Rock's the song-soil rather, surface hard and bare:
Sun and dew their mildness, storm and frost their rage
Vainly both expend,—few flowers awaken there:
Quiet in its cleft broods—what the after age
Knows and names a pine, a nation's heritage.

People who never grow up may have a certain kind of fascination, but they will not write great poetry. It is exactly the other way with creative artists; they grow up faster than the average. The maturity of Keats is astonishing…. Mr. Yeats's wonderful lamentation, September 1913, that sounds like the wailing of the wind, actually gives us a reason why Irishmen are getting the attention of the world in poetry, as well as in fiction and drama.

What need you, being come to sense,
But fumble in a greasy till
And add the halfpence to the pence
And prayer to shivering prayer, until
You have dried the marrow from the bone;
For men were born to pray and save,
Romantic Ireland's dead and gone,
It's with O'Leary in the grave.

Yet they were of a different kind.
The names that stilled your childish play
They have gone about the world like wind,
But little time had they to pray
For whom the hangman's rope was spun,
And what, God help us, could they save;
Romantic Ireland's dead and gone,
It's with O'Leary in the grave.

Was it for this the wild geese spread
The grey wing upon every tide;
For this that all that blood was shed,
For this Edward Fitzgerald died,
And Robert Emmet and Wolfe Tone,
All that delirium of the brave;
Romantic Ireland's dead and gone,
It's with O'Leary in the grave.

Yet could we turn the years again,
And call those exiles as they were,
In all their loneliness and pain
You'd cry "some woman's yellow hair
Has maddened every mother's son:"
They weighed so lightly what they gave,
But let them be, they're dead and gone,
They're with O'Leary in the grave.

William Butler Yeats has done more for English poetry than any other Irishman, for he is the greatest poet in the English language that Ireland has ever produced. He is a notable figure in contemporary literature, having made additions to verse, prose and stage-plays. He has by no means obliterated Clarence Mangan, but he has surpassed him.

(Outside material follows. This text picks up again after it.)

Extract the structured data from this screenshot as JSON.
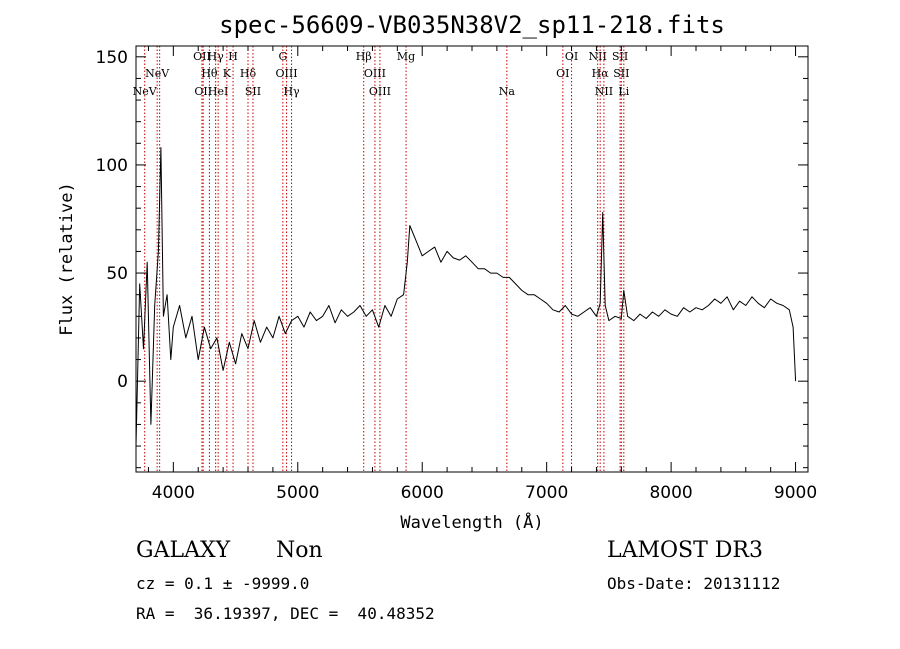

Mr. Yeats was born at Dublin, on the thirteenth of June, 1865. His father was an honour man at Trinity College, taking the highest distinction in Political Economy. After practising law, he became a painter, which profession he still adorns. The future poet studied art for three years, but when twenty-one years old definitely devoted himself to literature. In addition to his original work, one of his foremost services to humanity was his advice to that strange genius, John Synge—for it was partly owing to the influence of his friend that Synge became a creative writer, and he had, alas! little time to lose.